The UP

On a recent trip to the Lansing Michigan area to visit family, the t-shirt I was wearing started a conversation. That t-shirt had been given to me by my neighbor for helping him pull his truck out of some ruts he’d gotten himself into. The shirt said, “Copper Country” in shiny copper colored lettering. When my new friend saw it, her whole demeanor changed. She said she visited the UP as often as she could. In fact, she said she was taking the next 2 days off to make a long weekend of a fall color trip to the Tahquamenon Falls area with her two sisters.

As we got talking, I told her about our 160 acres, 2 ponds, and maple syrup operation, and she had that unmistakable look of sheer envy in her eyes.

I can understand her thinking. I grew up in the Lansing area. It is flat there, and the summer weather is muggy. The rivers flow sluggishly. It snows in the winter, but the snow doesn’t stay white. Human activity tends to turn that snow grey. Up here, by contrast, there are hills, valleys, rivers with rapids and waterfalls, and Lake Superior right in the neighborhood. Folks travel from all over the world to visit the place we take for granted every day.
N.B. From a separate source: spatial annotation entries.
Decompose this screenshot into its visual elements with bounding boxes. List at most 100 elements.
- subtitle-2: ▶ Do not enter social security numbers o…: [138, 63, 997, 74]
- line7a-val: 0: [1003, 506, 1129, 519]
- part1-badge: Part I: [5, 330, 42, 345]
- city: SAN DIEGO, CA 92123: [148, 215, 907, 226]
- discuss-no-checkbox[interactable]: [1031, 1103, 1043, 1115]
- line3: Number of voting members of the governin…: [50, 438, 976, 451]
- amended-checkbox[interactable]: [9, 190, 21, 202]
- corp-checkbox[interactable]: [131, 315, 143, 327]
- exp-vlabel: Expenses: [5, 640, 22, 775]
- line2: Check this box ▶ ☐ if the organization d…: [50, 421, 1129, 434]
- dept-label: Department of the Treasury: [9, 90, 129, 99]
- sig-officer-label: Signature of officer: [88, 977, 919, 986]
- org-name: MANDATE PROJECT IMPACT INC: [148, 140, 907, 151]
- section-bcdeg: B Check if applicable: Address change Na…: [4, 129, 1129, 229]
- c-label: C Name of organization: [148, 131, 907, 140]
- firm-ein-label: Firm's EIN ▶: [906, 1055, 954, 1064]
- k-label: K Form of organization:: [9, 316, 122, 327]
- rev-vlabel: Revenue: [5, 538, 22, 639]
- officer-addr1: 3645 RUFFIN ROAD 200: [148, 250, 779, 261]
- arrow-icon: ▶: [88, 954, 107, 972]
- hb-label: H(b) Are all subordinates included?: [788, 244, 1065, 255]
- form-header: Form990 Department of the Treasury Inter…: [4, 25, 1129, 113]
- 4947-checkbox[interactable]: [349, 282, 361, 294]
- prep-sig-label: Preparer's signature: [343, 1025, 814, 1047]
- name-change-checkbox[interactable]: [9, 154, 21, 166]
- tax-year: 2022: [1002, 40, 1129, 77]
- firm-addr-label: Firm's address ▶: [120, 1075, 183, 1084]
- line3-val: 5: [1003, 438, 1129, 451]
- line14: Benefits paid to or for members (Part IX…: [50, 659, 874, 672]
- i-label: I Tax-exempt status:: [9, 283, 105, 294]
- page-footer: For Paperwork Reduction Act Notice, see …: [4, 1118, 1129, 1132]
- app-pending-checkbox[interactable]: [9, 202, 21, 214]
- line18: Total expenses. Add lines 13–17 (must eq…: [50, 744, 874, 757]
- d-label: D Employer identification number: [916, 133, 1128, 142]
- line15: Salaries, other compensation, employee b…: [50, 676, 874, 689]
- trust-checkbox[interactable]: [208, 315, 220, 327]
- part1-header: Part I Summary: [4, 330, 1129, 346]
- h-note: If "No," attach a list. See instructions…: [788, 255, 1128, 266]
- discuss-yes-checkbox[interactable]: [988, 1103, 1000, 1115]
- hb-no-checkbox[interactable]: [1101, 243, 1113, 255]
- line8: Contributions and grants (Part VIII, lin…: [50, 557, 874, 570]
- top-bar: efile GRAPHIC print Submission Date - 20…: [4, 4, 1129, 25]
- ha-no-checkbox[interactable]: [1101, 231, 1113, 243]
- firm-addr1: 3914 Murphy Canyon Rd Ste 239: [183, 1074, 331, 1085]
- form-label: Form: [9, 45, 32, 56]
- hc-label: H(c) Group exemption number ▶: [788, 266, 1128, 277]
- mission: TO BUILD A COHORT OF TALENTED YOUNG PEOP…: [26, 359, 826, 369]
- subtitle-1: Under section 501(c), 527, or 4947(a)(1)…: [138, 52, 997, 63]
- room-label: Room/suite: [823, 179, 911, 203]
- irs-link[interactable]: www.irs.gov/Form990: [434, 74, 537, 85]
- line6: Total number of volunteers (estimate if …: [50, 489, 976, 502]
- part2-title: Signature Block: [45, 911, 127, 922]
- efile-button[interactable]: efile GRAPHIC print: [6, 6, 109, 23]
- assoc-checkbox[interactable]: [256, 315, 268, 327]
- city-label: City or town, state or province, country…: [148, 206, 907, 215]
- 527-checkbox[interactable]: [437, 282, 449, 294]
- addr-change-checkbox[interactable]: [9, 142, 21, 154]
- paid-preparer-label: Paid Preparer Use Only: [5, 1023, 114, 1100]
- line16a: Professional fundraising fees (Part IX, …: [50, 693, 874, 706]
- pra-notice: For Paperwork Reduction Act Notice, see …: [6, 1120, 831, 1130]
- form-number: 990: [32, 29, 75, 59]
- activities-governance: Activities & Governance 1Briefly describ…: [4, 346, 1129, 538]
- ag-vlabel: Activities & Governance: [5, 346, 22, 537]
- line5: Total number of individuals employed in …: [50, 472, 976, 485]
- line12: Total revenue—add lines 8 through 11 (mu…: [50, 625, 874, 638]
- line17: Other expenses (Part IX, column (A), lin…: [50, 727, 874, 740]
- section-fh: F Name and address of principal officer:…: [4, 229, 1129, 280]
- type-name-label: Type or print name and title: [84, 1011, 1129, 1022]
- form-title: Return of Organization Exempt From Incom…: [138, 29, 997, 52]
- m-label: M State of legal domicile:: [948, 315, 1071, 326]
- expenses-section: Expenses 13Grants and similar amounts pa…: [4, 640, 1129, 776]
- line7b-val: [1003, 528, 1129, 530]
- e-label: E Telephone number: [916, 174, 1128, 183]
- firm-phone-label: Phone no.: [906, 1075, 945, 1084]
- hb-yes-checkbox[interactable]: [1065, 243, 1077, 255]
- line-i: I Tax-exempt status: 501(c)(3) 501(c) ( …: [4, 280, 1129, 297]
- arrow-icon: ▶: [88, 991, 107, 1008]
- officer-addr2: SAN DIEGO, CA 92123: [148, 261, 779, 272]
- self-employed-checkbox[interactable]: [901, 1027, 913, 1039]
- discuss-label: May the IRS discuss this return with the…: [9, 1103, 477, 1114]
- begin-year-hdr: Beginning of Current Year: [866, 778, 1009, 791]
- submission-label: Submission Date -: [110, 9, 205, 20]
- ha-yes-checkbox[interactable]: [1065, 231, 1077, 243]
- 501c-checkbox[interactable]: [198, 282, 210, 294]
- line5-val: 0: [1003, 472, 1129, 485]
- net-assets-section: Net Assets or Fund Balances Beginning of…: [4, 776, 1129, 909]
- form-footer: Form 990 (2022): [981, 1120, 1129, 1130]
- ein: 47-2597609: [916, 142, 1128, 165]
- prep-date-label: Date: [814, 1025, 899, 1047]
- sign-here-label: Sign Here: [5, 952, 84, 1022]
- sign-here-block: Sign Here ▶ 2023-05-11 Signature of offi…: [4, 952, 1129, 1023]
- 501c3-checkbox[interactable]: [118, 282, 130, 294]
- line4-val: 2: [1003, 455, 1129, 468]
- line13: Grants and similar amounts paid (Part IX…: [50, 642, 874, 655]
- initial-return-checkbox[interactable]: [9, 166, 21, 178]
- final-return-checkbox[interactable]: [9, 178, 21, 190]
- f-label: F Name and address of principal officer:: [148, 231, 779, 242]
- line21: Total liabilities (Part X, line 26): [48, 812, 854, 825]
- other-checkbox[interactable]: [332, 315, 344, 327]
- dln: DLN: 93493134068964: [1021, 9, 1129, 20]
This got me thinking about the importance of wilderness, and about our wisdom in preserving some of it. Flat muggy land is good for growing grapes and corn, but just doesn’t move the soul like a rushing river. We seem to need to believe there are still places in our neighborhood that have not been spoiled by civilization. Some of us never escape the place where we grew up. Some of us have been lucky enough to find a life up here. It’s not for everybody, but then it it was, there’d probably be condos on the hillsides instead of trees.